Just as the episode featured callbacks to epic moments of the past, so too does the ending of it reference the beginning.  Inasmuch as the entire matter started with the questioning of company secretaries about why the rent wasn’t paid, worried chatter is running amok in their ranks and, predictably, Meredith is the one volatile enough to escalate into forcing a conversation with Don.  He confirms the matter to her and assures her that she still has a job with him, but she resists his urge to brush off the matter from there, sensing disaster in the partners’ futile determination to keep the situation under wraps.  For the first and probably only time in the series, Don recognizes Meredith as the adult voice of reason in a situation and he convinces Roger to convene all employees to unveil the move.

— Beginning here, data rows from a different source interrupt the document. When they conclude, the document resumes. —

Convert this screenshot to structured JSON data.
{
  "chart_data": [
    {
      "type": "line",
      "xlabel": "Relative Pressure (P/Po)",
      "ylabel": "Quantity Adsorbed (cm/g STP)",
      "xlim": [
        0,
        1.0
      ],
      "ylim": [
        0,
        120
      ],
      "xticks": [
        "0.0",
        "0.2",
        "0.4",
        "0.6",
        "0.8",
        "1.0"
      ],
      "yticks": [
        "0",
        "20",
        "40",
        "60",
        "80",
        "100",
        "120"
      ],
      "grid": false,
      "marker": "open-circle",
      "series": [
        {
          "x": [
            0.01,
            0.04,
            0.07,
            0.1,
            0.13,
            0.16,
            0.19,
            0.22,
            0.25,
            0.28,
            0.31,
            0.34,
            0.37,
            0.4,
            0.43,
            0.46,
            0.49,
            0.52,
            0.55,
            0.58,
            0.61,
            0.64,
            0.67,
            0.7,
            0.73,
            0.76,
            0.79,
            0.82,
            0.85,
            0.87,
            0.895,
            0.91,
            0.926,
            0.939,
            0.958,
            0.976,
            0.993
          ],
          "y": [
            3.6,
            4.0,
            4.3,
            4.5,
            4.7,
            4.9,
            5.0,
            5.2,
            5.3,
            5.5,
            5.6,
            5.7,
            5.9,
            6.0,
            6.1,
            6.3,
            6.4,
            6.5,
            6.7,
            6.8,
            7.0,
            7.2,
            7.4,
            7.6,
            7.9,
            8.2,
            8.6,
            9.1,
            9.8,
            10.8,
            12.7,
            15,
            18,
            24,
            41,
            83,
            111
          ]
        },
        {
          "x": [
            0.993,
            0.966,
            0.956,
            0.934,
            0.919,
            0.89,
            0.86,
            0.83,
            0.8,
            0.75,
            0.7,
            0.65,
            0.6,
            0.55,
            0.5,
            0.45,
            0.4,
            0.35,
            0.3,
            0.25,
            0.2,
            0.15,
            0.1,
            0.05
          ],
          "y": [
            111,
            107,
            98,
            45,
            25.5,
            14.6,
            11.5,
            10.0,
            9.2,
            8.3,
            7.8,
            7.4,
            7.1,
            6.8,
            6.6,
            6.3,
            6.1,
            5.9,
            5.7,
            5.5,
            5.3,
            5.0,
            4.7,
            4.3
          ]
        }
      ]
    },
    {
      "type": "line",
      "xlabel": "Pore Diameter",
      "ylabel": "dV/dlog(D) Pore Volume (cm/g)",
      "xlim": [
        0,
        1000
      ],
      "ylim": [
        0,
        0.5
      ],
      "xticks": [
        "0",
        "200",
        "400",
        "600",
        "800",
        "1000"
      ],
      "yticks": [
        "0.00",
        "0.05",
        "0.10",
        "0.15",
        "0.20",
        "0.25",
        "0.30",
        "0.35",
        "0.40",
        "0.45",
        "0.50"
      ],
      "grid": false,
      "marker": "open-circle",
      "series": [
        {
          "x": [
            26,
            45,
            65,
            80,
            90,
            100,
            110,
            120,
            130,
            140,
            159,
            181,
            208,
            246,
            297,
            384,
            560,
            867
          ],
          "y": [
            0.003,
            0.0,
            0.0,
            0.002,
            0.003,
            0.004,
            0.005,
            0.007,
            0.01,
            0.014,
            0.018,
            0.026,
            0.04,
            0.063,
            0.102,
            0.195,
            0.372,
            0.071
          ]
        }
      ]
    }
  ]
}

Roger’s announcement is an exact echo of the end of 7.7, when the acquisition by McCann was first put on the record.  But here again, the comparison to an earlier moment is subverted, as his initial words are drowned out by employee chatter about the implications.  Roger tries to regain their attention, to no avail.  Harry Crane shouts that everything is going to be fine and is ignored by everyone, to the surprise of only Harry Crane.  And then Don, the man who can command any room, calls out “This is the beginning of something, not the end!”  His inability to refocus the employees is emblematic of the meta-reality: we know that this very well IS the end of something, nay everything in this on-camera world, after three more episodes.  But at least now, everything is beginning to take shape.  Last week, Don was forced to acknowledge his existential quest and the need to fill the void within, symbolized by his empty apartment, dead marriages and part-time fathering.  This week, he found out that he actually did have one big thing left to lose, the company that he has essentially been the face of for well over a decade.  His whimsical question to Roger “What’s in a name?” after the disastrous McCann meeting was a nod to his Dick Whitman past, which is known by only Roger and a few others.  Don’s clearly pointed in a direction of big change as the final curtain readies to drop, but how he gets there in the final three episodes remains a massive mystery.  Matthew Weiner wouldn’t have it any other way.  But clearly, he also wants you to keep the faith that it’s all going to make sense.  Let’s hope that it does.